After CNN aired its heavily promoted "Planet in Peril" series examining the impact of humans on the environment and the devastating impact of earth's rising temperatures, competitor Fox News aired a segment aimed at debunking the "Al Gore rhetoric."

Conservative host Sean Hannity made clear his disdain for CNN's environmental alarm when the show he co-hosts convened a panel of graduate students to discuss the program. Several students involved say their views were misrepresented, and they are now complaining the Fox talker made them out to be a bunch of science-denying rubes.

"We ... feel like we were sold out by Fox News," Chris Hain, one of the participants, told RAW STORY.

Hain was one of about 10 graduate students at the University of Alabama-Huntsville who watched CNN's four-hour mini-series then participated in a focus group led by Dr. John Christy, a professor at the school and prominent global warming skeptic.

"Using their so-called "Planet in Peril" series, the network [CNN] is scaring you, the American public, into believing the Al Gore rhetoric," Hannity spat introducing his segment. "Our cameras traveled to the University of Alabama, at Huntsville, to provide a very different perspective on a subject that by no means should be considered accepted science."

Participants said the students participated in a lively, hourlong debate with at least half the students having a positive reaction to the CNN special, despite Hannity's characterization. In its heavily edited segment, Fox cut students' quotes short to mischaracterize their sentiments and accent the negative, Hain claimed.

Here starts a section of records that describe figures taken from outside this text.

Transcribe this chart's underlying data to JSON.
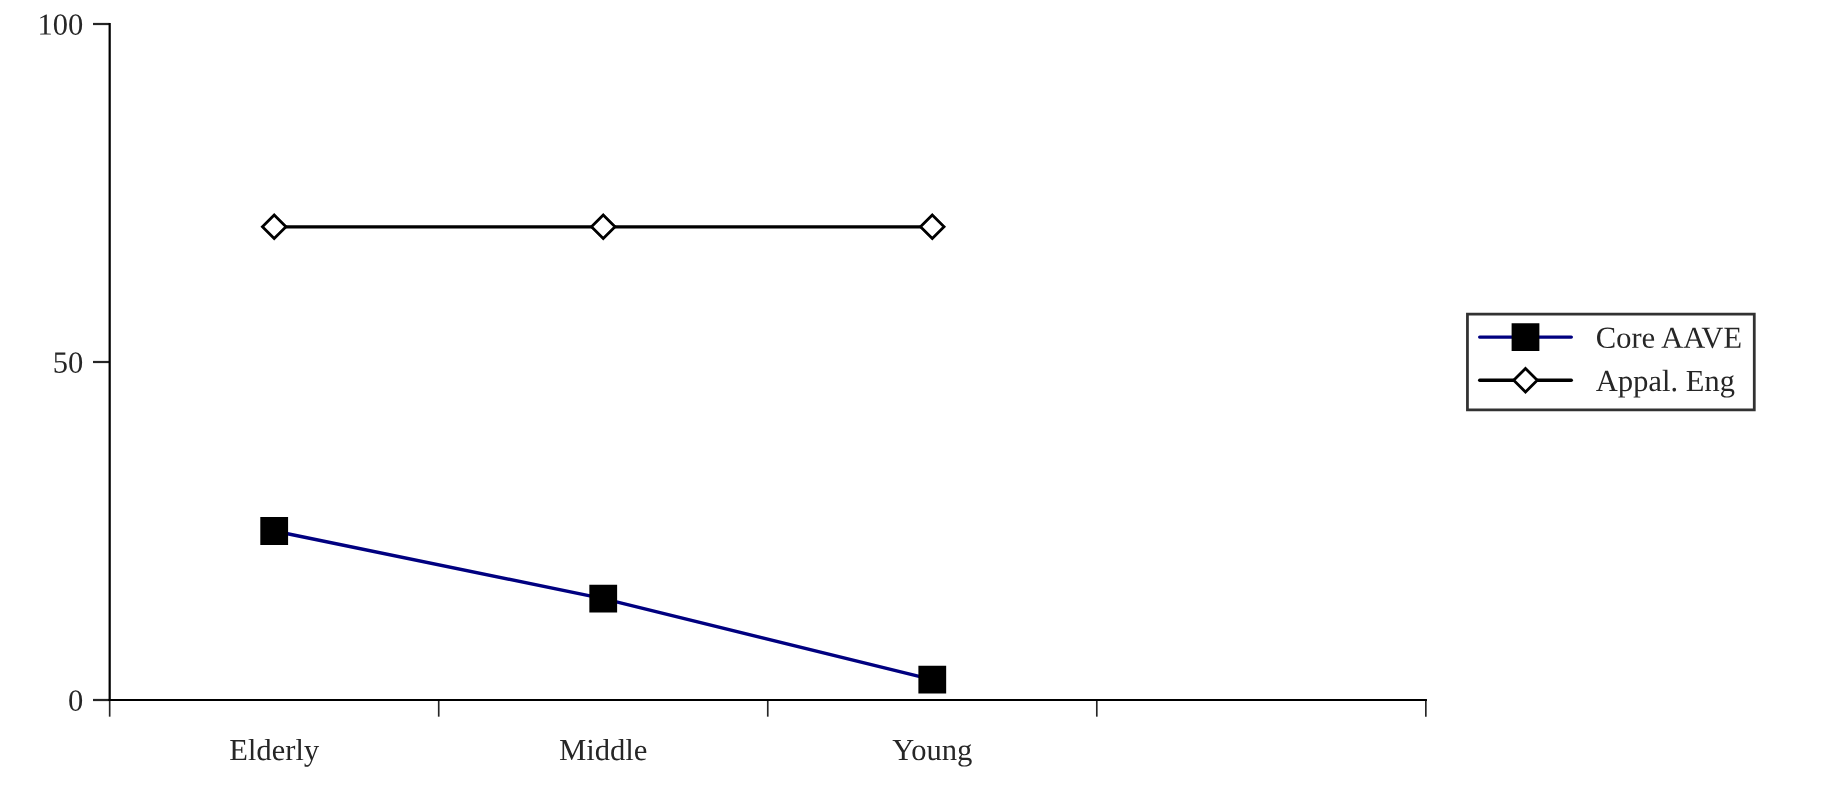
{
  "chart_data": {
    "type": "line",
    "categories": [
      "Elderly",
      "Middle",
      "Young",
      null
    ],
    "series": [
      {
        "name": "Core AAVE",
        "color": "#000080",
        "marker": "square",
        "values": [
          25,
          15,
          3,
          null
        ]
      },
      {
        "name": "Appal. Eng",
        "color": "#000000",
        "marker": "diamond",
        "values": [
          70,
          70,
          70,
          null
        ]
      }
    ],
    "ylim": [
      0,
      100
    ],
    "yticks": [
      0,
      50,
      100
    ],
    "grid": false,
    "legend": "right"
  }
}
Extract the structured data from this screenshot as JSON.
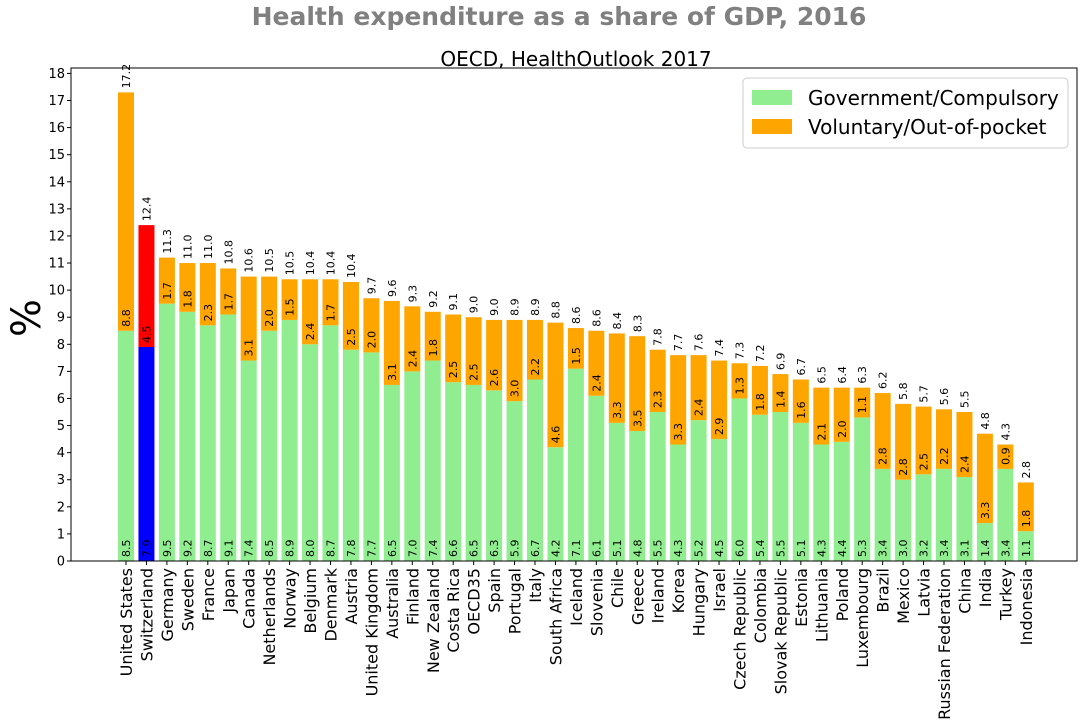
{
  "figure_title": "Health expenditure as a share of GDP, 2016",
  "chart_data": {
    "type": "bar",
    "stacked": true,
    "title": "OECD, HealthOutlook 2017",
    "xlabel": "",
    "ylabel": "%",
    "ylim": [
      0,
      18.2
    ],
    "yticks": [
      0,
      1,
      2,
      3,
      4,
      5,
      6,
      7,
      8,
      9,
      10,
      11,
      12,
      13,
      14,
      15,
      16,
      17,
      18
    ],
    "grid": false,
    "legend_position": "top-right",
    "categories": [
      "United States",
      "Switzerland",
      "Germany",
      "Sweden",
      "France",
      "Japan",
      "Canada",
      "Netherlands",
      "Norway",
      "Belgium",
      "Denmark",
      "Austria",
      "United Kingdom",
      "Australia",
      "Finland",
      "New Zealand",
      "Costa Rica",
      "OECD35",
      "Spain",
      "Portugal",
      "Italy",
      "South Africa",
      "Iceland",
      "Slovenia",
      "Chile",
      "Greece",
      "Ireland",
      "Korea",
      "Hungary",
      "Israel",
      "Czech Republic",
      "Colombia",
      "Slovak Republic",
      "Estonia",
      "Lithuania",
      "Poland",
      "Luxembourg",
      "Brazil",
      "Mexico",
      "Latvia",
      "Russian Federation",
      "China",
      "India",
      "Turkey",
      "Indonesia"
    ],
    "series": [
      {
        "name": "Government/Compulsory",
        "color": "#90ee90",
        "values": [
          8.5,
          7.9,
          9.5,
          9.2,
          8.7,
          9.1,
          7.4,
          8.5,
          8.9,
          8.0,
          8.7,
          7.8,
          7.7,
          6.5,
          7.0,
          7.4,
          6.6,
          6.5,
          6.3,
          5.9,
          6.7,
          4.2,
          7.1,
          6.1,
          5.1,
          4.8,
          5.5,
          4.3,
          5.2,
          4.5,
          6.0,
          5.4,
          5.5,
          5.1,
          4.3,
          4.4,
          5.3,
          3.4,
          3.0,
          3.2,
          3.4,
          3.1,
          1.4,
          3.4,
          1.1
        ]
      },
      {
        "name": "Voluntary/Out-of-pocket",
        "color": "#ffa500",
        "values": [
          8.8,
          4.5,
          1.7,
          1.8,
          2.3,
          1.7,
          3.1,
          2.0,
          1.5,
          2.4,
          1.7,
          2.5,
          2.0,
          3.1,
          2.4,
          1.8,
          2.5,
          2.5,
          2.6,
          3.0,
          2.2,
          4.6,
          1.5,
          2.4,
          3.3,
          3.5,
          2.3,
          3.3,
          2.4,
          2.9,
          1.3,
          1.8,
          1.4,
          1.6,
          2.1,
          2.0,
          1.1,
          2.8,
          2.8,
          2.5,
          2.2,
          2.4,
          3.3,
          0.9,
          1.8
        ]
      }
    ],
    "totals": [
      17.2,
      12.4,
      11.3,
      11.0,
      11.0,
      10.8,
      10.6,
      10.5,
      10.5,
      10.4,
      10.4,
      10.4,
      9.7,
      9.6,
      9.3,
      9.2,
      9.1,
      9.0,
      9.0,
      8.9,
      8.9,
      8.8,
      8.6,
      8.6,
      8.4,
      8.3,
      7.8,
      7.7,
      7.6,
      7.4,
      7.3,
      7.2,
      6.9,
      6.7,
      6.5,
      6.4,
      6.3,
      6.2,
      5.8,
      5.7,
      5.6,
      5.5,
      4.8,
      4.3,
      2.8
    ],
    "highlight": {
      "category": "Switzerland",
      "colors": [
        "#0000ff",
        "#ff0000"
      ]
    }
  }
}
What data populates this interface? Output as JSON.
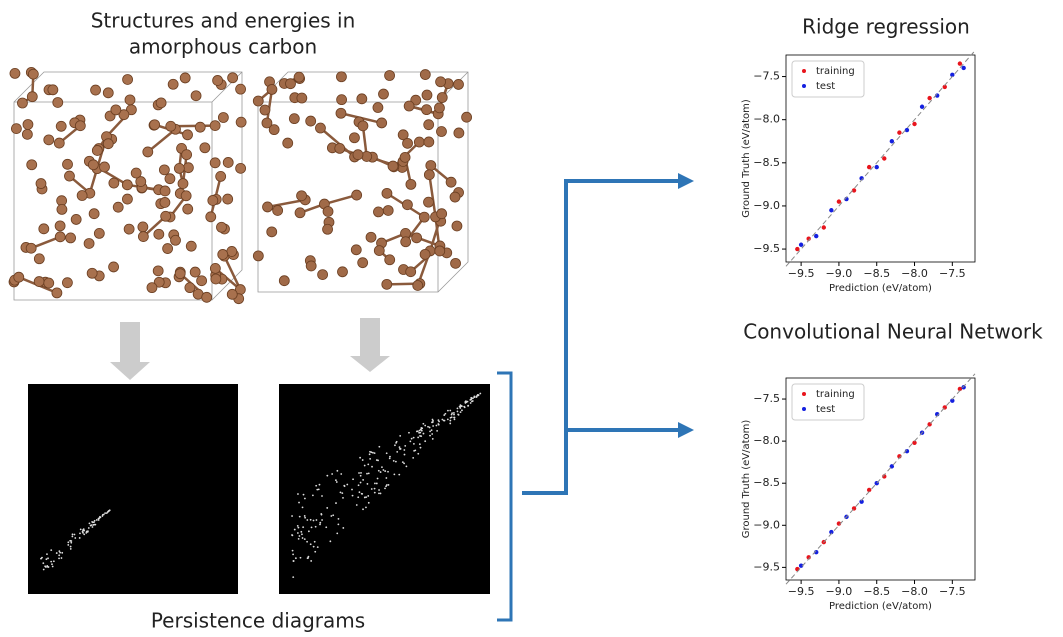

Will McCarty, a doctoral candidate at the university, is seen in the Hannity & Colmes segment saying that the CNN special lacked data because of ratings concerns.

"This whole (CNN) special was more of a human interest piece. It was not here to give us numbers, numbers, numbers, numbers" he said in comments aired on Fox. "We (scientists) like that, not everybody likes that in the world, and that's not ratings."

McCarty tells RAW STORY those comments were cut-off to portray a negative slant; during the discussion, McCarty says, he praised CNN's "balanced" report and said its presentation was the "logical" approach to make a complex topic engaging for the average viewer. (Those comments didn't find their way to Fox.)

"Nobody's going to watch physics specials on PBS that they show you in high school for fun," McCarty said in an interview Tuesday. "That's not going to teach anybody anything, 1.6-degrees-celsius per decade doesn't mean a lot to most people."

Students said they knew of Christy's views on global warming and Fox News's bias before agreeing to the focus group, so the slanted segment wasn't a huge surprise. The professor/moderator defended the segment, saying Fox's presentation was no worse than what appears on any other network covering controversial subject matter.

"If you look at Planet in Peril, that's the first example of people slanting," Christy told RAW STORY. "I think Fox was trying to go the other way."